Die Professoren des Sachverständigenrats warfen den öffentlichen Haushalten vor, sie hätten entscheidend »zum Fortgang der schleichenden Inflation beigetragen«. In seiner Regierungserklärung vor einem Jahr gelobte Ludwig Erhard Besserung.
Von einem Gleichschritt der Bundesausgaben mit dem Sozialprodukt kann auch 1967 keine Rede sein. Nach Berücksichtigung der Neben- und Schattenhaushalte wird der Bund im kommenden Jahr statt der feierlich angekündigten 73,9 Milliarden Mark mindestens 75 Milliarden Mark ausgeben. Das sind sechs Milliarden oder neun Prozent mehr als in diesem Jahr. Das Sozialprodukt hingegen wird 1967 real nur noch um drei Prozent wachsen.
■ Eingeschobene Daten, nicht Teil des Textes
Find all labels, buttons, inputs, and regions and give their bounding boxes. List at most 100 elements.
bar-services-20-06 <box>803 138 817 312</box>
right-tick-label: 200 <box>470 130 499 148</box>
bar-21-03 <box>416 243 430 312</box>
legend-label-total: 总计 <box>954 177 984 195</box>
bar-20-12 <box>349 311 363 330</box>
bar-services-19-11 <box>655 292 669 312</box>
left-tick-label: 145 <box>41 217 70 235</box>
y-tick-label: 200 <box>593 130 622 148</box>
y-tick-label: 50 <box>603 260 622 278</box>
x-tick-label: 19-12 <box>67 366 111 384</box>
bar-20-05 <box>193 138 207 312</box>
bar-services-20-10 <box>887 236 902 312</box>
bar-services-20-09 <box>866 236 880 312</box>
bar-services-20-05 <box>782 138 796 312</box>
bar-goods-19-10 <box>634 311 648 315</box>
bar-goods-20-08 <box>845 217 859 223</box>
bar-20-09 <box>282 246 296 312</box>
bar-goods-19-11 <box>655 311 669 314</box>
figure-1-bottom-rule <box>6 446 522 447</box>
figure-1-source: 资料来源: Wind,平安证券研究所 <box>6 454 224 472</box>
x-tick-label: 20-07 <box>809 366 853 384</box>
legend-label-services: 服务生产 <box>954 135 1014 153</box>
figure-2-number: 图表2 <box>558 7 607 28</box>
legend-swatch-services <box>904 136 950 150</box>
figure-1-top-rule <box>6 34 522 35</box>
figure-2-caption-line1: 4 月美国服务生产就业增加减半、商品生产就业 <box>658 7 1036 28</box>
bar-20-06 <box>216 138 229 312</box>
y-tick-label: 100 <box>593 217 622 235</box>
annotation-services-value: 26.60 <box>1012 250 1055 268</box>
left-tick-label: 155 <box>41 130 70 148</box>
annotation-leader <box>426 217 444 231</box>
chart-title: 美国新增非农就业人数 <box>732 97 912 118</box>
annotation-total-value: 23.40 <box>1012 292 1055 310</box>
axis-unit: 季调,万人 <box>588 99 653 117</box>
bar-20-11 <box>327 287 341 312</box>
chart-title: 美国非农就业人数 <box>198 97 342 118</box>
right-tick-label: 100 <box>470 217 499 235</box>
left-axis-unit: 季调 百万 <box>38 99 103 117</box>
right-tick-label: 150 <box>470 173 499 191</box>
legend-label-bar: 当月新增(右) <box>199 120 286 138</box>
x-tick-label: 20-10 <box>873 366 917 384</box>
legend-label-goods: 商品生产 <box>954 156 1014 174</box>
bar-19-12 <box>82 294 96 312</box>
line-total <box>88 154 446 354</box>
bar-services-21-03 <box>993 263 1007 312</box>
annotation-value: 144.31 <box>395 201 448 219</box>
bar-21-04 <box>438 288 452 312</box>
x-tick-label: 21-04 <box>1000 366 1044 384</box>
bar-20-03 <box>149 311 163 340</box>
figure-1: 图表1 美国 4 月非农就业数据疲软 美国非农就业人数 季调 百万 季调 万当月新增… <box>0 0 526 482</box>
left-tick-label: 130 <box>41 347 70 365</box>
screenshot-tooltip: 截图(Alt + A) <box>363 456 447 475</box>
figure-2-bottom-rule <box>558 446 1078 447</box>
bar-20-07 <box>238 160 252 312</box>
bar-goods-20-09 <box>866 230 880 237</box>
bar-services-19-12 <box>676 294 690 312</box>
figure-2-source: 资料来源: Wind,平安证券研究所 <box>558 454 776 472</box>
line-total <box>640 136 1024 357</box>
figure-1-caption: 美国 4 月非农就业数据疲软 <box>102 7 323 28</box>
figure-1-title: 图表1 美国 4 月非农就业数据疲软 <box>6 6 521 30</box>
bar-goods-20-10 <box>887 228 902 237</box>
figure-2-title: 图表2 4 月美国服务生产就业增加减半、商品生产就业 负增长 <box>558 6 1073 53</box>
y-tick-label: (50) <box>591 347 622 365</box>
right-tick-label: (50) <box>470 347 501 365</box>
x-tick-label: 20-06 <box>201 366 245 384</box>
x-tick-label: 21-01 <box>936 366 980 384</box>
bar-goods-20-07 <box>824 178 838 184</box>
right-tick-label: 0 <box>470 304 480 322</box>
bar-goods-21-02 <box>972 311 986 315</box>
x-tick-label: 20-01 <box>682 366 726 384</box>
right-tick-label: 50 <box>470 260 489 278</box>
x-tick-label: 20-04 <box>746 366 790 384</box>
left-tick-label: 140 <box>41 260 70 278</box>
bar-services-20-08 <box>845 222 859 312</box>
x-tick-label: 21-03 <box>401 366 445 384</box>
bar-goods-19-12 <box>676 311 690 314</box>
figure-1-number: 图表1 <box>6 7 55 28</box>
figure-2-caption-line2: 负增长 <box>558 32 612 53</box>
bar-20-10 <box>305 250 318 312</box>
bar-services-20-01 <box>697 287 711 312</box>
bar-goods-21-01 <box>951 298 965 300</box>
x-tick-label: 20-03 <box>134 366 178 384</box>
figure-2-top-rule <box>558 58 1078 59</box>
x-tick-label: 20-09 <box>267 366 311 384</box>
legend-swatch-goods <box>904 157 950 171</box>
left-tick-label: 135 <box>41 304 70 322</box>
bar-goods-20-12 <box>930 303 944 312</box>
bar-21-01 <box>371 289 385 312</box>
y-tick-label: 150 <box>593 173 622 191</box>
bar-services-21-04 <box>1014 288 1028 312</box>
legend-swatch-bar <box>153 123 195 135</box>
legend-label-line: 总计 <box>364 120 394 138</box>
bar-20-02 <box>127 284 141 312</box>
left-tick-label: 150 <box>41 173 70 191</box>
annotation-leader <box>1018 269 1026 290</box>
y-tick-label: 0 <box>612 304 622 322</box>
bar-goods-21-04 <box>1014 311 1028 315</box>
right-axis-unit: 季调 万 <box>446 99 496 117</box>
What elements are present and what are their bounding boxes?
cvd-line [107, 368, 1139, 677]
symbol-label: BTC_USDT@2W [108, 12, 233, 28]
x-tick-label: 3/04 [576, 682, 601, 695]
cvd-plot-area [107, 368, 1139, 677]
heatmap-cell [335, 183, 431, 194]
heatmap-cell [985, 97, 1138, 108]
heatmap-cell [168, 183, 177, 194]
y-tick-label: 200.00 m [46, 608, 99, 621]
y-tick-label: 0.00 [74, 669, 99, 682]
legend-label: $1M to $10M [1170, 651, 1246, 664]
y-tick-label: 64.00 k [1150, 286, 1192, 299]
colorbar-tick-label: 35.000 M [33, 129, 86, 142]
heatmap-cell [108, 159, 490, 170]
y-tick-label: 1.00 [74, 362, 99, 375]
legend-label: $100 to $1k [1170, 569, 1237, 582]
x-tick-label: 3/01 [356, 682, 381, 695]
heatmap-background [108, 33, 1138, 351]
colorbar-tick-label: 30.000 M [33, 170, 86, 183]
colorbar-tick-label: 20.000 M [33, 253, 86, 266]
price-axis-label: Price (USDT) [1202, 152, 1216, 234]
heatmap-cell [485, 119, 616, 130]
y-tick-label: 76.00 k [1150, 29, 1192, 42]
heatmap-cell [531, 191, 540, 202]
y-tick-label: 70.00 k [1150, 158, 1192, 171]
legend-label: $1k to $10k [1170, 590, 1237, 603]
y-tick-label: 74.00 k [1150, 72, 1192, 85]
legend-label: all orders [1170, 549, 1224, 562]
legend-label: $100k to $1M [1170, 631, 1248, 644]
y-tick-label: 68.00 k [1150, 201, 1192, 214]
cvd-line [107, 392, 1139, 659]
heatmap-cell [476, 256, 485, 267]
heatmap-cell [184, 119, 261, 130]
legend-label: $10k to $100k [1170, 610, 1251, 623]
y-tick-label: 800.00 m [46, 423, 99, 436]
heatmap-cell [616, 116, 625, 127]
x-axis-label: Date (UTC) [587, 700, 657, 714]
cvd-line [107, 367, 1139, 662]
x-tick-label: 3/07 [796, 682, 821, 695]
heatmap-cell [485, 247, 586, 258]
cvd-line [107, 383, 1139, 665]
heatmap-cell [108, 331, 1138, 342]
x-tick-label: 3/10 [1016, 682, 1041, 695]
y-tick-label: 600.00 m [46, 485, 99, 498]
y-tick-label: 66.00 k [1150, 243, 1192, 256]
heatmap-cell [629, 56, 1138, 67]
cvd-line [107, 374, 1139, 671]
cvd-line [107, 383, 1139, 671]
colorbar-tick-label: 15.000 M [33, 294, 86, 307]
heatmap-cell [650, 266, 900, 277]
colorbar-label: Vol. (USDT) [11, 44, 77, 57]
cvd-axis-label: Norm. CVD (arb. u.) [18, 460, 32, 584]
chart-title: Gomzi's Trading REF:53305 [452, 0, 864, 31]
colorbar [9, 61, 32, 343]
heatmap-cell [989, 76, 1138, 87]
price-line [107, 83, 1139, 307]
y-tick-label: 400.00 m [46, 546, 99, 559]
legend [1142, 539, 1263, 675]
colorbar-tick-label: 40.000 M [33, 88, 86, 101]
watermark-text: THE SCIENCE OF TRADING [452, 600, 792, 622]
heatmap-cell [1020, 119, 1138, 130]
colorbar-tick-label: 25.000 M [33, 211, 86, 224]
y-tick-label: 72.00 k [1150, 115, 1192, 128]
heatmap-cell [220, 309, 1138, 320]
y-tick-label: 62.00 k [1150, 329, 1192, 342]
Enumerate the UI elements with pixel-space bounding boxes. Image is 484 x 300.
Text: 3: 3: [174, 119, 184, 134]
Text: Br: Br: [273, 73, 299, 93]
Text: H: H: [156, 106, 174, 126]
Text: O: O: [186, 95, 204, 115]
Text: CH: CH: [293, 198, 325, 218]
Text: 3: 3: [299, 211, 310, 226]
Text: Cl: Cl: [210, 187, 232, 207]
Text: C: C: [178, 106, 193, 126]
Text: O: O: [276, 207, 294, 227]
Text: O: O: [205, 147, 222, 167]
Der Bundeshaushalt 1967 genügt mithin den Vorstellungen der Sachverständigen so wenig wie seine Vorgänger.
Not-Etatminister Schmücker rückte ebenso wie vorher schon der Kanzler von den Grundsätzen einer konjunkturbewußten Finanzpolitik ab. Es sei keineswegs erforderlich, so Schmücker in der Fraktion, die Staatsausgaben am Sozialprodukt zu orientieren, denn: »Man darf auf keinen Fall einen öffentlichen Haushalt mit einem privaten vergleichen.«
Fraktionschef Rainer Barzel lobte den Minister für seine Arbeit: »Sie haben aus dem Dahlgrün-Salat eine höchst ansehnliche Sache gemacht. 'Schmücker' ist in diesem Falle ein wirklicher Komparativ.«
Diese höchst ansehnliche Sache dürfte freilich im Bundestag keine Mehrheit finden. Die SPD wird, solange sie nicht in der Regierung sitzt, den Haushalt 1967 in jedem Falle ablehnen; die Freien Demokraten sind nicht bereit, Steuererhöhungen zu genehmigen.